General information
- Type: Amateur-built aircraft
- National origin: Canada
- Manufacturer: Custom Flight
- Status: In production (2016)
- Number built: 2 (2011)

History
- Developed from: Custom Flight North Star

= Custom Flight Lite Star =

Canadian homebuilt light aircraft

The Custom Flight Lite Star, or Light Star, is a Canadian amateur-built and light-sport aircraft, designed and produced by Custom Flight of Tiny, Ontario. The aircraft is supplied as a kit for amateur construction or complete ready-to-fly.

==Design and development==
The Lite Star features a strut-braced high-wing, a single-seat, a two-seats-in-side-by-side configuration enclosed cockpit that is 39.8 in wide, fixed conventional landing gear and a single engine in tractor configuration.

The aircraft fuselage is made from welded 4130 steel tubing, with the wing constructed from aluminum sheet, with its flying surfaces covered in doped aircraft fabric. Its 30.5 ft span wing has an area of 160 sqft and has no flaps. The wing is supported by "V"-struts and jury struts.

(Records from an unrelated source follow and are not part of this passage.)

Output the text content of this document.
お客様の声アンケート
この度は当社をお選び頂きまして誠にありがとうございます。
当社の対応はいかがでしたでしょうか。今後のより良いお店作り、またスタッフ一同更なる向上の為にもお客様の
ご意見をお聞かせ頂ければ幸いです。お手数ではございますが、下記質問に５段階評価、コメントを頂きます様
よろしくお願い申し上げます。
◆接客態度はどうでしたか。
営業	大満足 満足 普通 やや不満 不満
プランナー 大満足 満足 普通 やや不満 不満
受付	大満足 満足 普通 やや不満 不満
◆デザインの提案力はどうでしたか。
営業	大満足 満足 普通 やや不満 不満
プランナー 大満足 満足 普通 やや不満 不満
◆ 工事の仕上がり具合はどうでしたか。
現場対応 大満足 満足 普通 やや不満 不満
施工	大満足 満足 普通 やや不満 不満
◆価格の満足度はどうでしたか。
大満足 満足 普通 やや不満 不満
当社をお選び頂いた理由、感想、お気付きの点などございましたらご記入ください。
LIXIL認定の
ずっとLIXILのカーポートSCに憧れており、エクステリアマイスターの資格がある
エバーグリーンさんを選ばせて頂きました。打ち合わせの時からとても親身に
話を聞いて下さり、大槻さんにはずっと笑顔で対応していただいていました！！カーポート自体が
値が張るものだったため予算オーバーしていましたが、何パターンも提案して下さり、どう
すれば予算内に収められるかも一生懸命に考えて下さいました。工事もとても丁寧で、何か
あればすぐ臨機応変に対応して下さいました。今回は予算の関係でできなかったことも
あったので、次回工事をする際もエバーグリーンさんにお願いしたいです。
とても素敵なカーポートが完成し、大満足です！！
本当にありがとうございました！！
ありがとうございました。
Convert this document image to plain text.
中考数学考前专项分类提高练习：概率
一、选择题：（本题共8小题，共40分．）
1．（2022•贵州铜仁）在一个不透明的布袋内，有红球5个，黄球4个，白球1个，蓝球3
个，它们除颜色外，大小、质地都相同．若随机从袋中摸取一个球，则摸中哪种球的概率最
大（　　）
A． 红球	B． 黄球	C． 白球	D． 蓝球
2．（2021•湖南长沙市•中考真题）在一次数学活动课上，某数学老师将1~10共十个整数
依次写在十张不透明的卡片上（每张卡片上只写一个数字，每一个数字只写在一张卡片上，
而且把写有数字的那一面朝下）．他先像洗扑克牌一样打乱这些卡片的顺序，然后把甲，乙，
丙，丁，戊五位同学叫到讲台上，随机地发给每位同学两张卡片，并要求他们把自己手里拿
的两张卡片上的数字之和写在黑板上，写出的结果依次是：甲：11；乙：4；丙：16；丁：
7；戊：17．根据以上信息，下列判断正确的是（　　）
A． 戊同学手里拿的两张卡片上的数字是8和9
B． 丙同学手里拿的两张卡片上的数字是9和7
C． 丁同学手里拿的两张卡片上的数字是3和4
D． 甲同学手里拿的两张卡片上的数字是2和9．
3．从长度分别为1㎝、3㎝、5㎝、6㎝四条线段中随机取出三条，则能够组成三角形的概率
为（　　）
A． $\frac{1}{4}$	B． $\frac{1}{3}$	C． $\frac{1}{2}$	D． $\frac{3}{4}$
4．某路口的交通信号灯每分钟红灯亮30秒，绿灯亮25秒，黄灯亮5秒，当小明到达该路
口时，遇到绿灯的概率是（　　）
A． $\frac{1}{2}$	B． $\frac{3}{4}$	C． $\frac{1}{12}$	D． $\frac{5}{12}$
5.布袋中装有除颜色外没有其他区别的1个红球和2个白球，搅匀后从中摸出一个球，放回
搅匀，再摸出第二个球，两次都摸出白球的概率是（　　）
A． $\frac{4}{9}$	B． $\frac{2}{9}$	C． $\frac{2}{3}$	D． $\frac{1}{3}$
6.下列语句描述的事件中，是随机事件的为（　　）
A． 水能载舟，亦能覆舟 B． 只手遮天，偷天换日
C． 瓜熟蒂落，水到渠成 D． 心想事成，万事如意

The aircraft's recommended engine power range is 65 to 110 hp and standard engines used include the 110 hp Chevrolet Corvair automotive conversion four-stroke powerplant. Construction time from the supplied kit is 400 hours.

==Operational history==
By December 2016 two examples had been registered with Transport Canada as Light Stars.

As of December 2016, the design does not appear on the Federal Aviation Administration's list of approved special light-sport aircraft.